Implications for clinical practice
This study highlights issues of growing importance for practitioners, with or without specialist genetics expertise, in primary, maternal, and child healthcare. The challenges are described below.
Timely provision of information
Specific written pre-screening information is now available for England (www.sickleandthal.org.uk). Providing similar information about newborn screening during pregnancy (www.ich.ucl.ac.uk/newborn), as well as at the time of the test, might help prepare parents for possible results.16
Raising general awareness of these conditions and earlier screening among adults of reproductive age
Provision of information and carrier testing before pregnancy appears feasible in primary care31,32 and is supported by parents' perspectives here. This could ideally feature more routinely in future. It would also help to reduce ‘information overload’ and the need to explore such screening in pregnancy itself at a generally positive time for parents. Nevertheless, opportunities still exist for earlier screening when women first notify pregnancy, usually to a primary care practitioner. This is currently under investigation (www.controlled-trials.com/ISRCTN00677850).
Explaining the results
Primary and community staff may be the first port of call for people seeking further information after being told they are a carrier.

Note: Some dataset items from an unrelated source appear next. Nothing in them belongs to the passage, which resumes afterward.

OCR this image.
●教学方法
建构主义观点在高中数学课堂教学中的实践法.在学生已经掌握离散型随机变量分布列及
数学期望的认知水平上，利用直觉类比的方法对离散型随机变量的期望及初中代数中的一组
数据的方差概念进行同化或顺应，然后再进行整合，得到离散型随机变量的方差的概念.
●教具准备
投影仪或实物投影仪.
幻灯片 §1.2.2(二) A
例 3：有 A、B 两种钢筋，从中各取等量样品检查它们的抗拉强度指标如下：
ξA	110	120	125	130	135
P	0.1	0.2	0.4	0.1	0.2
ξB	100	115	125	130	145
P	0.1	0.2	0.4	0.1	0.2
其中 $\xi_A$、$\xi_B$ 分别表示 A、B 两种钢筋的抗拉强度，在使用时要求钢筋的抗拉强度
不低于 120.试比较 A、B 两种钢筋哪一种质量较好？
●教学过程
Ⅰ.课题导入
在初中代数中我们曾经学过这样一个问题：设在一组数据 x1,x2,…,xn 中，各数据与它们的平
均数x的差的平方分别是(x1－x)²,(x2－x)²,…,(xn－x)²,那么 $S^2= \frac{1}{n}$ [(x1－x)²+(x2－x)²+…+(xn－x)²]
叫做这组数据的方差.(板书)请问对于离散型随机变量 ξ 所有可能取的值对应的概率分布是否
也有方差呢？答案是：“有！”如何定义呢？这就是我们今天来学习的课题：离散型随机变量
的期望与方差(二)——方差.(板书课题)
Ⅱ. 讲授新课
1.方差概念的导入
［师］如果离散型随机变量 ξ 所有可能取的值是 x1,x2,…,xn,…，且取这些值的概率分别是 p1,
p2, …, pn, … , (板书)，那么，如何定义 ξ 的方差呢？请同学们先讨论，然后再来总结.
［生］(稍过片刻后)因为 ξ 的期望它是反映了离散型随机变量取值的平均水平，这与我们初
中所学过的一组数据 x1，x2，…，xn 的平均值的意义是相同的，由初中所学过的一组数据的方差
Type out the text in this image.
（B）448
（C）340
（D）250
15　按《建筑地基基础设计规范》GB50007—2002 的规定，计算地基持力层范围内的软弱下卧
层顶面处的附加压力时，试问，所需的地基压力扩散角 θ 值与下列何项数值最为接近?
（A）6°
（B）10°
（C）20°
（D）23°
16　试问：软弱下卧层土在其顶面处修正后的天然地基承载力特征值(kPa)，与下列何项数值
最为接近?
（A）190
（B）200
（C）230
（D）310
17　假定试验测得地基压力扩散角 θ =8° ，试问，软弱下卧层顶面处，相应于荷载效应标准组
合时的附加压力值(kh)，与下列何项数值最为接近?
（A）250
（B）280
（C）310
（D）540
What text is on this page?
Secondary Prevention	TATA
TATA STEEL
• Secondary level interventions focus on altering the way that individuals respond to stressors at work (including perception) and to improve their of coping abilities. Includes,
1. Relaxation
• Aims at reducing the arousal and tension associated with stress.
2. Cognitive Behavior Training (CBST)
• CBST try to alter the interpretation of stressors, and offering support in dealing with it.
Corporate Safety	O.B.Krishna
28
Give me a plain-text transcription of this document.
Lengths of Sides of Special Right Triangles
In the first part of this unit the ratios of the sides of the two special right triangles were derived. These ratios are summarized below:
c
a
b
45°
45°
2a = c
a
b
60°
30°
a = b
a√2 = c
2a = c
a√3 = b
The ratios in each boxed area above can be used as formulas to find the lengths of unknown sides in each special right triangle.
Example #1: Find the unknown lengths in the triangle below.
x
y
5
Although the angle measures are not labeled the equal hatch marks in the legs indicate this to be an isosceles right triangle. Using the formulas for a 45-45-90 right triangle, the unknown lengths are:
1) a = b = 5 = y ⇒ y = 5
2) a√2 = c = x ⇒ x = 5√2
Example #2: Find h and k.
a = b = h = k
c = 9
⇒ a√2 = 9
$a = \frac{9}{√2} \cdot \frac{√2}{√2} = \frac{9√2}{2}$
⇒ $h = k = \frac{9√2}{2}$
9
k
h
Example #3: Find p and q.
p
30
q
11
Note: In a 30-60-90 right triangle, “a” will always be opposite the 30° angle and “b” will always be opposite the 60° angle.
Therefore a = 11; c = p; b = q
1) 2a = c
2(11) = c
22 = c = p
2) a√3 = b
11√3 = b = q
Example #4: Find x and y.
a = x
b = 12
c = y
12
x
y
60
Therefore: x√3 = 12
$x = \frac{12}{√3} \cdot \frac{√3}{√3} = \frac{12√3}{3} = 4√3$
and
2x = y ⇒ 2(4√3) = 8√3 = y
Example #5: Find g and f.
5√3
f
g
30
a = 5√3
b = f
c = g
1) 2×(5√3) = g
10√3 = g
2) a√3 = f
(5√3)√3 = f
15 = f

Increasingly, with universal screening, people who have no prior knowledge or family history of haemoglobin disorders will discover they are carriers. The range of misunderstandings about carrier status among some responders raises doubts about the adequacy and effectiveness of information and communication offered to them. Practitioners must be able to explain the distinction between being a healthy carrier and having the condition, how recessive inheritance works, and why partner screening is recommended, regardless of ethnic origin.
Advice about choices
Generalist professionals should be familiar with the trajectory patients are likely to follow if identified as at risk. They should know where to refer patients promptly for partner testing or specialist counselling about options and prenatal diagnosis, according to local protocols. In doing so, it is important to be sensitive to individual diversity in attitudes and choices, and to avoid cultural or religious assumptions.
GPs perceive genetic service development as relevant to primary care32 and the generalist approach,33 but may feel ill-equipped to provide basic advice to those at genetic risk.2 Specific resources are becoming available to help health professionals across disciplines with this new challenge (www.pegasus.nhs.uk/frontline/menu.htm and www.chime.ucl.ac.uk/APoGI).